Косая Аллея удручающе безлюдна — будто бы помимо сухого закона ввели ещё и комендантский час. Ну а что, вполне логичное было бы решение на фоне борьбы с повальным послевоенным алкоголизмом: чего уж мелочиться. Драко с тоской вспоминает конфискованную из Мэнора коллекцию вин. И огневиски. И коньяка. И… эх, да что вспоминать-то, если бутылки окончательно залились где-то в министерских подвалах, во всём магическом Лондоне спиртного днём с огнём не сыщешь, а выходы в маггловскую часть города надёжно перекрыты. Между прочим, ими, аврорами, и перекрыты! Пчёлы против мёда…

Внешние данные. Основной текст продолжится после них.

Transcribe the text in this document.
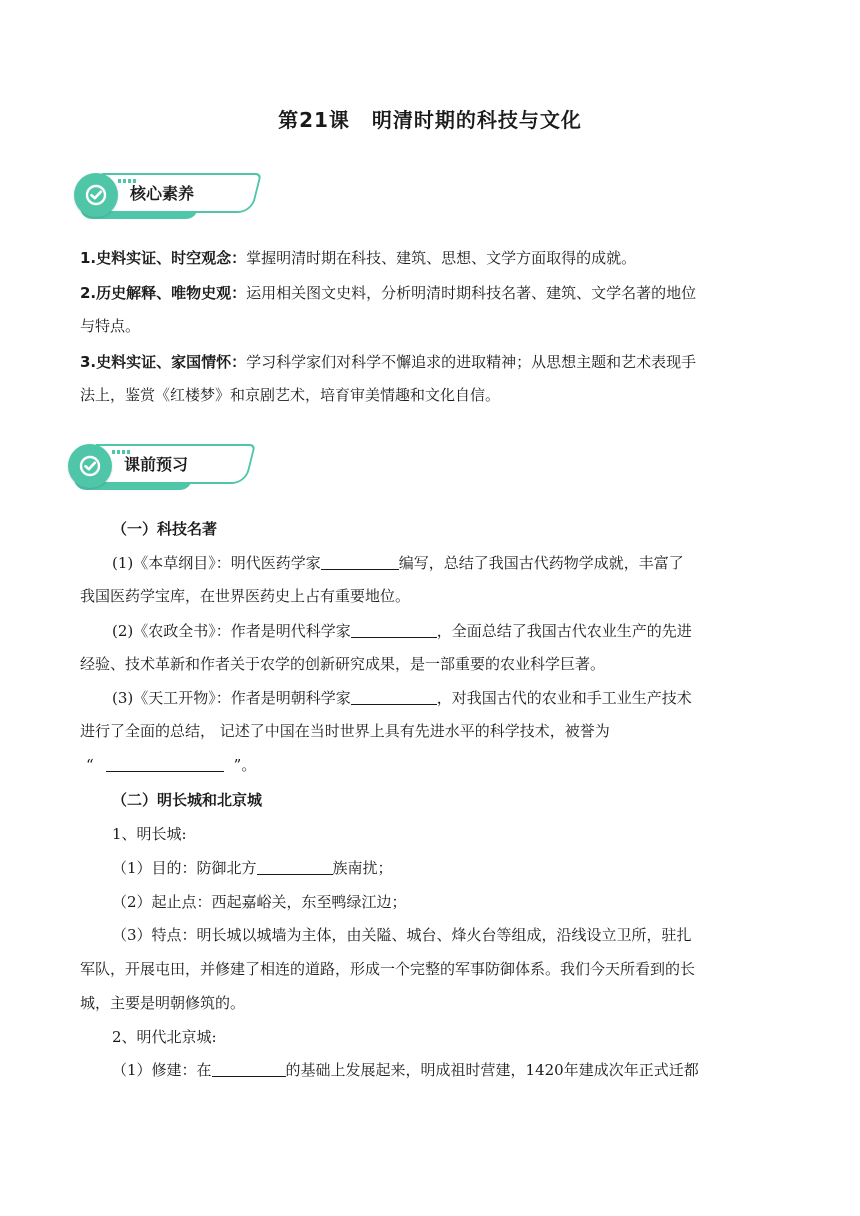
第21课 明清时期的科技与文化
核心素养
1.史料实证、时空观念：掌握明清时期在科技、建筑、思想、文学方面取得的成就。
2.历史解释、唯物史观：运用相关图文史料，分析明清时期科技名著、建筑、文学名著的地位
与特点。
3.史料实证、家国情怀：学习科学家们对科学不懈追求的进取精神；从思想主题和艺术表现手
法上，鉴赏《红楼梦》和京剧艺术，培育审美情趣和文化自信。
课前预习
（一）科技名著
(1)《本草纲目》：明代医药学家	编写，总结了我国古代药物学成就，丰富了
我国医药学宝库，在世界医药史上占有重要地位。
(2)《农政全书》：作者是明代科学家	，全面总结了我国古代农业生产的先进
经验、技术革新和作者关于农学的创新研究成果，是一部重要的农业科学巨著。
(3)《天工开物》：作者是明朝科学家	，对我国古代的农业和手工业生产技术
进行了全面的总结， 记述了中国在当时世界上具有先进水平的科学技术，被誉为
“	”。
（二）明长城和北京城
1、明长城:
（1）目的：防御北方	族南扰；
（2）起止点：西起嘉峪关，东至鸭绿江边；
（3）特点：明长城以城墙为主体，由关隘、城台、烽火台等组成，沿线设立卫所，驻扎
军队，开展屯田，并修建了相连的道路，形成一个完整的军事防御体系。我们今天所看到的长
城，主要是明朝修筑的。
2、明代北京城:
（1）修建：在	的基础上发展起来，明成祖时营建，1420年建成次年正式迁都
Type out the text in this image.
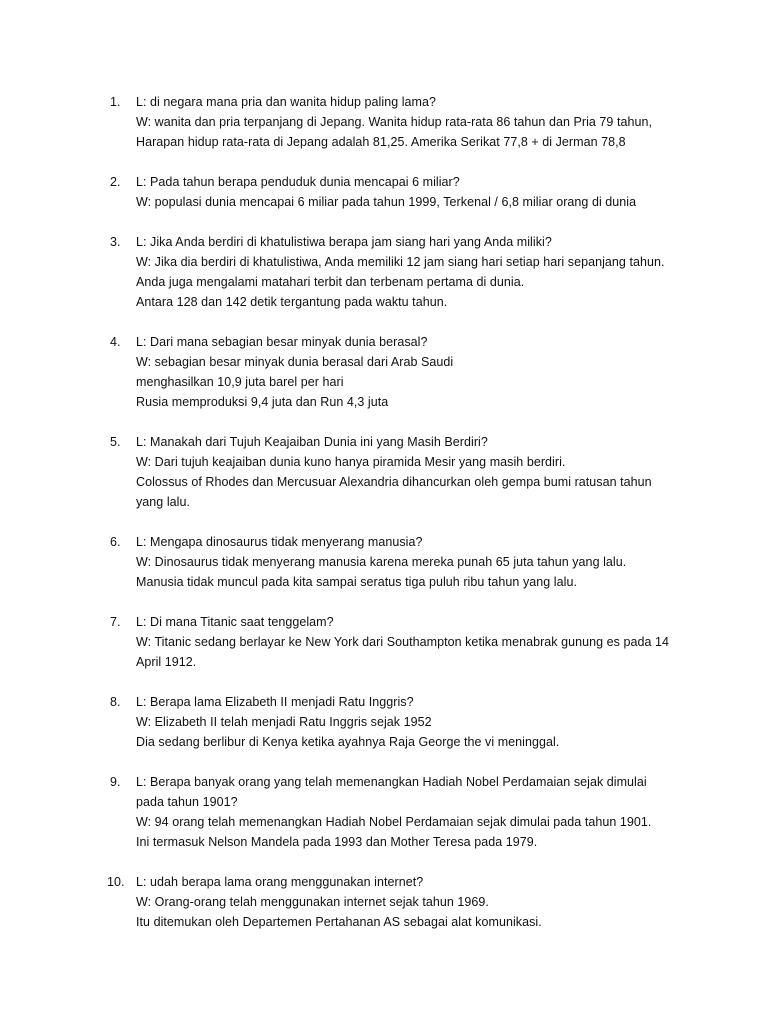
1.	L: di negara mana pria dan wanita hidup paling lama?
W: wanita dan pria terpanjang di Jepang. Wanita hidup rata-rata 86 tahun dan Pria 79 tahun,
Harapan hidup rata-rata di Jepang adalah 81,25. Amerika Serikat 77,8 + di Jerman 78,8
2.	L: Pada tahun berapa penduduk dunia mencapai 6 miliar?
W: populasi dunia mencapai 6 miliar pada tahun 1999, Terkenal / 6,8 miliar orang di dunia
3.	L: Jika Anda berdiri di khatulistiwa berapa jam siang hari yang Anda miliki?
W: Jika dia berdiri di khatulistiwa, Anda memiliki 12 jam siang hari setiap hari sepanjang tahun.
Anda juga mengalami matahari terbit dan terbenam pertama di dunia.
Antara 128 dan 142 detik tergantung pada waktu tahun.
4.	L: Dari mana sebagian besar minyak dunia berasal?
W: sebagian besar minyak dunia berasal dari Arab Saudi
menghasilkan 10,9 juta barel per hari
Rusia memproduksi 9,4 juta dan Run 4,3 juta
5.	L: Manakah dari Tujuh Keajaiban Dunia ini yang Masih Berdiri?
W: Dari tujuh keajaiban dunia kuno hanya piramida Mesir yang masih berdiri.
Colossus of Rhodes dan Mercusuar Alexandria dihancurkan oleh gempa bumi ratusan tahun yang lalu.
6.	L: Mengapa dinosaurus tidak menyerang manusia?
W: Dinosaurus tidak menyerang manusia karena mereka punah 65 juta tahun yang lalu.
Manusia tidak muncul pada kita sampai seratus tiga puluh ribu tahun yang lalu.
7.	L: Di mana Titanic saat tenggelam?
W: Titanic sedang berlayar ke New York dari Southampton ketika menabrak gunung es pada 14 April 1912.
8.	L: Berapa lama Elizabeth II menjadi Ratu Inggris?
W: Elizabeth II telah menjadi Ratu Inggris sejak 1952
Dia sedang berlibur di Kenya ketika ayahnya Raja George the vi meninggal.
9.	L: Berapa banyak orang yang telah memenangkan Hadiah Nobel Perdamaian sejak dimulai pada tahun 1901?
W: 94 orang telah memenangkan Hadiah Nobel Perdamaian sejak dimulai pada tahun 1901.
Ini termasuk Nelson Mandela pada 1993 dan Mother Teresa pada 1979.
10. L: udah berapa lama orang menggunakan internet?
W: Orang-orang telah menggunakan internet sejak tahun 1969.
Itu ditemukan oleh Departemen Pertahanan AS sebagai alat komunikasi.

— У тебя с собой? — негромко спрашивает Драко у Финнигана.
— Обижаешь.
В рюкзаке Шеймуса мелодично позвякивает сегодняшний конфискат. Бормотуху Флетчер гнал, конечно, страшную, но за неимением лучшего… и худшего… и в принципе — за неимением. Формальным, по крайней мере, неимением: за последний год вся Магическая Британия обучилась премудростям дистилляции и ректификации. Спасибо покойничку Снейпу: душу он из них на зельеварении вынимал мастерски — зато и перегонный куб собрать мог любой с горем пополам сдавший СОВ кретин в возрасте от двенадцати до ста двадцати. Хотя ладно, последних явно не Снейп учил… короче, хорошо преподавали в Хогвартсе зелья, основательно.
Магический мир не скучал: одни варили, другие ловили, все дружно употребляли. С употреблением вообще неловко вышло — злосчастный министерский декрет, нацеленный на борьбу с пьянством, достиг прямо противоположного эффекта. Сладкий запретный плод перебродил и был благополучно пущен на самогон… и, к слову, из чего только не гнали! Скажем, большой популярностью в народе пользовалась настойка Ксенофилиуса Лавгуда на сливах-цеппелинах: поговаривали, что маггловский абсент — в смысле, тот, настоящий, из девятнадцатого века, — на её фоне был невинным лимонадиком. Цеппелиновка тоже оказалась своего рода la folie en bouteille(1) — своему создателю под стать.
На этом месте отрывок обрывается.